Queen's Birthday honours: OBE for Cambridge nurse behind scrubs campaign
- Published
An NHS nurse who started a campaign urging volunteers to make scrubs for front-line workers has been appointed OBE.
Ashleigh Linsdell, 30, started "For the Love of Scrubs" in March after noticing a "dire need" for the medical uniforms during the coronavirus outbreak.
She started on her own, but now more than 70,000 volunteers have made 1.2 million items of PPE.
The nurse, from Cambridge, said of her honour: "I cried when I found out."
Whilst working in A&E at the Pilgrim Hospital in Boston, Lincolnshire, she said she saw colleagues struggling with unsuitable personal protective equipment (PPE).

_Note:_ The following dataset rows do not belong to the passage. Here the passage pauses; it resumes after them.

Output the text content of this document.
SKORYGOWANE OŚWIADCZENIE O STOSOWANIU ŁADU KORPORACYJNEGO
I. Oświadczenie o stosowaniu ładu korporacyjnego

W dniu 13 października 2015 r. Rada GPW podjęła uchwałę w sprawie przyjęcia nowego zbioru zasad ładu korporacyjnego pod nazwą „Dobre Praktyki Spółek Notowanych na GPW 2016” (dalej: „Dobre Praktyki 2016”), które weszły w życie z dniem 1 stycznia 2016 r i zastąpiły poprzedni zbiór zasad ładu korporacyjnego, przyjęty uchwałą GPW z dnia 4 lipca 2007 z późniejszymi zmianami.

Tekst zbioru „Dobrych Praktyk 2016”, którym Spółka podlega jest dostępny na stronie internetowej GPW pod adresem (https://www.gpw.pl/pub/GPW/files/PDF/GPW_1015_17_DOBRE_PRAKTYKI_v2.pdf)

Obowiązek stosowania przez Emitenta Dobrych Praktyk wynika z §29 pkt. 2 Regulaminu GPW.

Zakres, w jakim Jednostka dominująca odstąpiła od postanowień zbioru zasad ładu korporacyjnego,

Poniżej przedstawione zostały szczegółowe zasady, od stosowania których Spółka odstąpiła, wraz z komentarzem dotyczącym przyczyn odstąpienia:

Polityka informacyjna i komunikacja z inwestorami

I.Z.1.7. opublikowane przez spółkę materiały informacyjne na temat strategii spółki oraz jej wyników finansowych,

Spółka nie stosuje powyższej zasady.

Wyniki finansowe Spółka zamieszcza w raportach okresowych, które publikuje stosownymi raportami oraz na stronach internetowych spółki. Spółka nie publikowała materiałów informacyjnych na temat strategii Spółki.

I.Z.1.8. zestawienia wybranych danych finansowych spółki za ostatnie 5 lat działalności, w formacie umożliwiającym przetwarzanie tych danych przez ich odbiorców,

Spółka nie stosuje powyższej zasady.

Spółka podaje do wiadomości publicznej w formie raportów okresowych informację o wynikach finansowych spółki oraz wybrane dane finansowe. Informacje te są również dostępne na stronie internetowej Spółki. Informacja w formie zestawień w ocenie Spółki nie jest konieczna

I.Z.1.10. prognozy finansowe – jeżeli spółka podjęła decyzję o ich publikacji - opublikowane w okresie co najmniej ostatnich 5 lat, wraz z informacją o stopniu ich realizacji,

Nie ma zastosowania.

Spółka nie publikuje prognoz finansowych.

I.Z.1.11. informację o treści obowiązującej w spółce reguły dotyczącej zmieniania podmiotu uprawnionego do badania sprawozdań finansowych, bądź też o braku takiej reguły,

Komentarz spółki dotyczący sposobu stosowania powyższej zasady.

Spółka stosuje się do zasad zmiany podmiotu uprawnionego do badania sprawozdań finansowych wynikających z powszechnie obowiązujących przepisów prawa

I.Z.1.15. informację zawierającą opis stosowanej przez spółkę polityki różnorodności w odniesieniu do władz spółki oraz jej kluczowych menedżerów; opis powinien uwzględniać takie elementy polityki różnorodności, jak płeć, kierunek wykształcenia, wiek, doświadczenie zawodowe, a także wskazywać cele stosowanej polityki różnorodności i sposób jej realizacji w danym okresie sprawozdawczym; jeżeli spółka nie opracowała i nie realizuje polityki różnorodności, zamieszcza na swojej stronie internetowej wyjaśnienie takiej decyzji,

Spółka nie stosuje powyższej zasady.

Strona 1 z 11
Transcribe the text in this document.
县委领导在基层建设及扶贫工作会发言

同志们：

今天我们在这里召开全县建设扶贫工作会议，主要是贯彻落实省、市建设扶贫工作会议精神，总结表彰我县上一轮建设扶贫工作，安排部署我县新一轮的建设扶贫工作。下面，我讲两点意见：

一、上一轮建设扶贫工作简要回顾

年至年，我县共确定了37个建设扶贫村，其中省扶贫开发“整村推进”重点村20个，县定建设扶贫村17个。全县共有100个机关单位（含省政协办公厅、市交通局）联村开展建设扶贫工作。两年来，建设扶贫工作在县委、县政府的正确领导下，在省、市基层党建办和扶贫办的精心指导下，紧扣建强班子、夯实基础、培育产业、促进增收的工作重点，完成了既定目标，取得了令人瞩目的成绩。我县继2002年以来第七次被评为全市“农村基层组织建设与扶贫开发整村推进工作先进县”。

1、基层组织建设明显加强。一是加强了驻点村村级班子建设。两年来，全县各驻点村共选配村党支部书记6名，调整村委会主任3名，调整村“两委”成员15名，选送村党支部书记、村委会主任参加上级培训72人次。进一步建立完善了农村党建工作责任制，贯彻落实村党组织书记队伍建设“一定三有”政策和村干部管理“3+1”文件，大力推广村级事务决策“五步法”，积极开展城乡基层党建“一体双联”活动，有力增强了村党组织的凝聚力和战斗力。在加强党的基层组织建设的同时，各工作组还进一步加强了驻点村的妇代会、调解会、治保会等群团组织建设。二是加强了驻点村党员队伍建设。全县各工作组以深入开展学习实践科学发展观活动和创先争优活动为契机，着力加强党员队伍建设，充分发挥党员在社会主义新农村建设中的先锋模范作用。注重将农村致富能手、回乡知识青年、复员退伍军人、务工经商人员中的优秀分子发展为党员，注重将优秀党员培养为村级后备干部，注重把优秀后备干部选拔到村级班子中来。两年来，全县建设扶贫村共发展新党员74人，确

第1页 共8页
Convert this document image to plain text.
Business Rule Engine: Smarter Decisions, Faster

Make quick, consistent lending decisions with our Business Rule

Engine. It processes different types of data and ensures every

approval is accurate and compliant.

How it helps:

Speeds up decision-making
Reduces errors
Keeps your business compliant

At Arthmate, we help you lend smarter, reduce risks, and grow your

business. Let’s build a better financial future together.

Disposable paper scrubs were prone to splitting and were often ill-fitting, she said, adding: "You can't be a professional nurse giving the care that you require when you are so uncomfortable."
She began to make scrubs for staff at the hospital and was encouraged to appeal to others for help via social media.
Two months later, the movement had 148 sub-groups around the country organising local activity.
A fundraising campaign also raised more than £1m to buy fabric to make the PPE, and a million face coverings have also be made.
Ms Linsdell, who now works as a community specialist nurse in East Anglia, has been honoured for her services to the NHS during the Covid-19 pandemic.
She said she had "no idea" it was coming and her husband initially thought the email from a ".gov" address was a scam.
"I had no idea that it would snowball and escalate, but we have helped hundreds of thousands of front-line workers to be safe, which then ensures our patients are safe.
"We wouldn't be where we are without our thousands of volunteers."
She said of her OBE: "This doesn't happen to normal people, and I'm just a nurse."